Il documento pone l’accento sulla necessità dell’ascolto diretto del bambino dal giudice, spesso trascurato, e ribadisce che la collocazione in strutture dovrebbe essere l’extrema ratio, privilegiando i parenti più prossimi come già stabilito dalla legge. L’inserimento in strutture per minori infatti, avviene non solo in casi in cui è provato lo stato di pericolo, ma anche nell’ambito di conflitti genitoriali dovuti a separazioni burrascose.

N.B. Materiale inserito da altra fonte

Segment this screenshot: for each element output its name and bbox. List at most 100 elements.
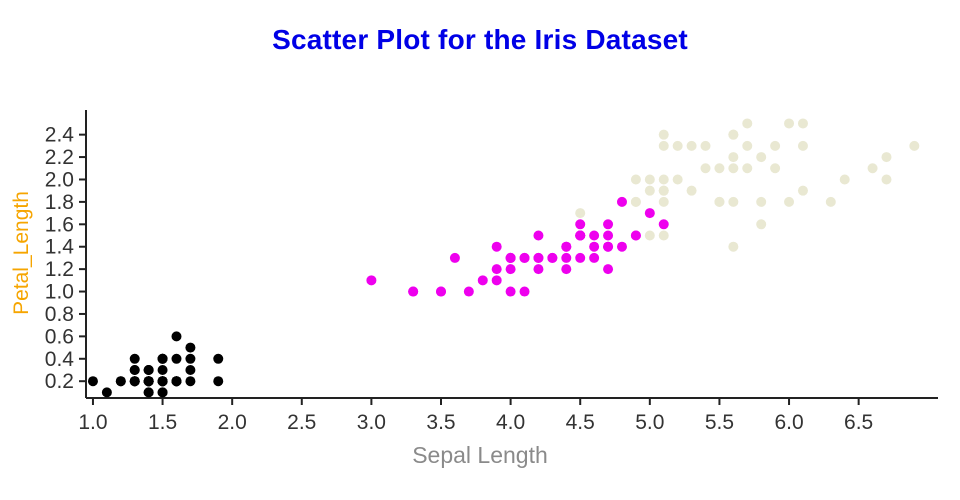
data-point-cluster-pale-yellow	[728, 152, 739, 163]
data-point-cluster-pale-yellow	[658, 140, 669, 151]
data-point-cluster-black	[143, 376, 154, 387]
data-point-cluster-pale-yellow	[867, 163, 878, 174]
x-tick-label: 3.5	[426, 411, 455, 434]
x-tick-label: 5.5	[705, 411, 734, 434]
data-point-cluster-pale-yellow	[658, 185, 669, 196]
x-tick-label: 5.0	[635, 411, 664, 434]
y-tick-label: 1.2	[45, 258, 74, 281]
y-tick-label: 1.8	[45, 191, 74, 214]
data-point-cluster-pale-yellow	[700, 163, 711, 174]
data-point-cluster-black	[157, 376, 168, 387]
data-point-cluster-magenta	[589, 241, 600, 252]
data-point-cluster-pale-yellow	[728, 129, 739, 140]
data-point-cluster-magenta	[616, 241, 627, 252]
data-point-cluster-black	[185, 342, 196, 353]
data-point-cluster-magenta	[575, 252, 586, 263]
data-point-cluster-magenta	[505, 264, 516, 275]
data-point-cluster-magenta	[436, 286, 446, 297]
x-tick-label: 6.5	[844, 411, 873, 434]
data-point-cluster-magenta	[408, 286, 419, 297]
data-point-cluster-pale-yellow	[644, 185, 655, 196]
data-point-cluster-pale-yellow	[686, 185, 697, 196]
data-point-cluster-pale-yellow	[630, 196, 641, 207]
data-point-cluster-pale-yellow	[784, 196, 795, 207]
data-point-cluster-pale-yellow	[797, 118, 808, 129]
data-point-cluster-pale-yellow	[714, 163, 725, 174]
data-point-cluster-black	[171, 331, 182, 342]
data-point-cluster-magenta	[644, 208, 655, 219]
data-point-cluster-pale-yellow	[839, 174, 850, 185]
data-point-cluster-magenta	[533, 252, 544, 263]
data-point-cluster-black	[157, 364, 168, 375]
data-point-cluster-black	[115, 376, 126, 387]
data-point-cluster-black	[157, 387, 168, 398]
data-point-cluster-pale-yellow	[714, 196, 725, 207]
data-point-cluster-magenta	[630, 230, 641, 241]
y-tick-label: 1.6	[45, 213, 74, 236]
data-point-cluster-magenta	[449, 252, 460, 263]
data-point-cluster-pale-yellow	[756, 152, 767, 163]
y-tick-label: 2.4	[45, 124, 75, 147]
data-point-cluster-black	[185, 376, 196, 387]
data-point-cluster-magenta	[505, 286, 516, 297]
chart-title: Scatter Plot for the Iris Dataset	[272, 24, 688, 55]
data-point-cluster-magenta	[505, 252, 516, 263]
data-point-cluster-pale-yellow	[881, 174, 892, 185]
data-point-cluster-pale-yellow	[728, 196, 739, 207]
y-tick-label: 0.2	[45, 370, 74, 393]
data-point-cluster-black	[185, 364, 196, 375]
data-point-cluster-black	[101, 387, 112, 398]
x-tick-label: 6.0	[774, 411, 803, 434]
data-point-cluster-magenta	[491, 241, 502, 252]
data-point-cluster-pale-yellow	[742, 118, 753, 129]
data-point-cluster-black	[213, 376, 224, 387]
data-point-cluster-black	[143, 364, 154, 375]
data-point-cluster-magenta	[589, 252, 600, 263]
x-axis-label: Sepal Length	[412, 442, 548, 468]
data-point-cluster-magenta	[561, 241, 572, 252]
data-point-cluster-magenta	[533, 264, 544, 275]
data-point-cluster-pale-yellow	[770, 163, 781, 174]
data-point-cluster-magenta	[589, 230, 600, 241]
data-point-cluster-pale-yellow	[700, 140, 711, 151]
y-tick-label: 2.2	[45, 146, 74, 169]
data-point-cluster-pale-yellow	[742, 163, 753, 174]
data-point-cluster-black	[157, 353, 168, 364]
data-point-cluster-pale-yellow	[658, 174, 669, 185]
x-tick-label: 4.0	[496, 411, 525, 434]
data-point-cluster-magenta	[519, 252, 530, 263]
x-tick-label: 2.5	[287, 411, 316, 434]
data-point-cluster-magenta	[603, 230, 614, 241]
data-point-cluster-pale-yellow	[797, 140, 808, 151]
data-point-cluster-pale-yellow	[658, 129, 669, 140]
y-tick-label: 2.0	[45, 168, 74, 191]
x-tick-label: 4.5	[566, 411, 595, 434]
data-point-cluster-magenta	[366, 275, 377, 286]
data-point-cluster-pale-yellow	[658, 230, 669, 241]
data-point-cluster-pale-yellow	[728, 241, 739, 252]
data-point-cluster-magenta	[477, 275, 488, 286]
data-point-cluster-magenta	[658, 219, 669, 230]
data-point-cluster-pale-yellow	[644, 174, 655, 185]
y-tick-label: 0.8	[45, 303, 74, 326]
data-point-cluster-pale-yellow	[742, 140, 753, 151]
data-point-cluster-magenta	[603, 264, 614, 275]
data-point-cluster-black	[171, 353, 182, 364]
data-point-cluster-pale-yellow	[825, 196, 836, 207]
data-point-cluster-pale-yellow	[672, 140, 683, 151]
data-point-cluster-pale-yellow	[728, 163, 739, 174]
data-point-cluster-magenta	[463, 286, 474, 297]
data-point-cluster-black	[87, 376, 98, 387]
data-point-cluster-black	[129, 353, 140, 364]
data-point-cluster-pale-yellow	[909, 140, 920, 151]
y-tick-label: 0.4	[45, 348, 75, 371]
x-tick-label: 3.0	[357, 411, 386, 434]
data-point-cluster-black	[143, 387, 154, 398]
data-point-cluster-magenta	[561, 264, 572, 275]
data-point-cluster-black	[129, 364, 140, 375]
x-tick-label: 1.5	[148, 411, 177, 434]
data-point-cluster-pale-yellow	[756, 219, 767, 230]
data-point-cluster-pale-yellow	[881, 152, 892, 163]
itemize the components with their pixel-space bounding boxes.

C’è poi la questione legata ai prelievi forzosi, che è un altro degli aspetti poco chiari insieme al censimento delle strutture, ai costi e ai tempi reali di trattenimento di ogni minore fuori famiglia. La Garante lo ribadisce: i bambini non possono essere sollevati di peso e portati via dalla famiglia, soprattutto se urlano e manifestano la volontà di restare in casa.